Emma Kolasinska, an executive producer at Moonraker VFX who recently worked on Netflix wildlife series Night on Earth, started out as a receptionist at an editing facility, before moving into producing. The key to getting on, she said, is “working hard, not pretending to know everything but finding out quite quickly”.
Junior compositor Michael Vodden said: “Take opportunities and run with them – you never know where [they will lead]… a job can come out of everywhere.”
Vodden recently graduated from Escape Studios in London with a first-class degree in the art of visual effects and has worked on this year’s CBeebies Christmas show.
Having studied graphic design for his degree and then worked in advertising in his native Columbia, VFX compositor and motion designer Sergio Rincón moved to San Francisco to take a master’s degree in animation and visual effects. “It helped me a lot… it was a mix of artistic, technical and communication skills,” he said. Rincón is currently working in New York for Conex Digital.

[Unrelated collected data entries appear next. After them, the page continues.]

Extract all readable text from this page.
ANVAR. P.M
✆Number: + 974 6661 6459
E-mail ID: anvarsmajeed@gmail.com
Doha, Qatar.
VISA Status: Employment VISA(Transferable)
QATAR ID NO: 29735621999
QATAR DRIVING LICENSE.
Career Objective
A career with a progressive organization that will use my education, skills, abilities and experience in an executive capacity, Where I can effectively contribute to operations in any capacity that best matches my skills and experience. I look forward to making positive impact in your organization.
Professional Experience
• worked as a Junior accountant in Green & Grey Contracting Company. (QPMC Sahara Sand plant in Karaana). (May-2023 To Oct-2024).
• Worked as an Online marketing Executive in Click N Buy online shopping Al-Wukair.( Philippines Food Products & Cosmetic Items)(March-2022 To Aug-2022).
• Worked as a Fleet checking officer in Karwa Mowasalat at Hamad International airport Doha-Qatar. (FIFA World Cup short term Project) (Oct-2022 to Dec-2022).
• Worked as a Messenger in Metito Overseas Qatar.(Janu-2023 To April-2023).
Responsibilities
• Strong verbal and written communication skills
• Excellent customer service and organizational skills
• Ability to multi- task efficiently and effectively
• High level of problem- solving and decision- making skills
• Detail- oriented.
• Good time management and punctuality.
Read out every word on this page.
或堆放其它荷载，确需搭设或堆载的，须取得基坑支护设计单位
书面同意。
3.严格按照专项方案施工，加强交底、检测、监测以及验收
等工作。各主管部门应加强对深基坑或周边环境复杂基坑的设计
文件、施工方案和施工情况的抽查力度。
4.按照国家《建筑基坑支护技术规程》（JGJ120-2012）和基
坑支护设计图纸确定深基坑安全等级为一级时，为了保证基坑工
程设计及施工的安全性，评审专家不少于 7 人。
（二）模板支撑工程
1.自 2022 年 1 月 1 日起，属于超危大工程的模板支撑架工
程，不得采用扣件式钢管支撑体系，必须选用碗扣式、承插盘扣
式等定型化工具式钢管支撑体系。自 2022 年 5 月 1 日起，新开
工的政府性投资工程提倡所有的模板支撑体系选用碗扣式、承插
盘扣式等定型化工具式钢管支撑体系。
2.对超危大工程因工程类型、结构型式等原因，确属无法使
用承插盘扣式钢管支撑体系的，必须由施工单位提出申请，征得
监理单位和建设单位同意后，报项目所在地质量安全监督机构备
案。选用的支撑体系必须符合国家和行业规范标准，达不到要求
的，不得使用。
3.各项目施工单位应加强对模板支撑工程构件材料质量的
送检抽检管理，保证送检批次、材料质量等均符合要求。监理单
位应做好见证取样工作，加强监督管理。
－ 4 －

A degree, though, is not essential. Kolasinska stressed that, when recruiting for VFX artists, she looks for “attention to detail in CVs and the show reel … If the show reel and work are strong enough, and the person in their own time has learnt their software well, then I might not always look at their [education].”
Rincón said the pandemic has offered the chance “to spend time working by himself improving software and technical skills … I’ve created my own projects and tried to network as much as [possible].”
Kolasinska, who leads the global e-mentoring initiative at Access: VFX, the industry-led body aiming to improve diversity in visual effects, advised newcomers to look beyond the large, London-based visual effects companies: “There are a lot of smaller companies popping up regionally.”
She usually fills jobs with “artists I’ve used previously or by word of mouth [recommendations]… I might [also] look at LinkedIn.”
Vodden added: “Every job I’ve had so far has been through my network, whether that be from Escape Studios… or friends I’ve made while working on productions. LinkedIn has been a huge help – that’s where I’ve been contacted a lot.”
Summing up the appeal of working in VFX, Vodden said: “It’s really cool… you get to take stuff that is not real and, as an compositor, to put that on the other side of the lens and make it look like it really happened – there’s something magical about that.”
The RTS Futures event, ‘Kick-start your career in motion graphics/VFX’ was held in collaboration with Access VFX on 14 December, chaired by Nutopia head of talent Natalie Spanier, and produced by Spanier and Alex Wootten.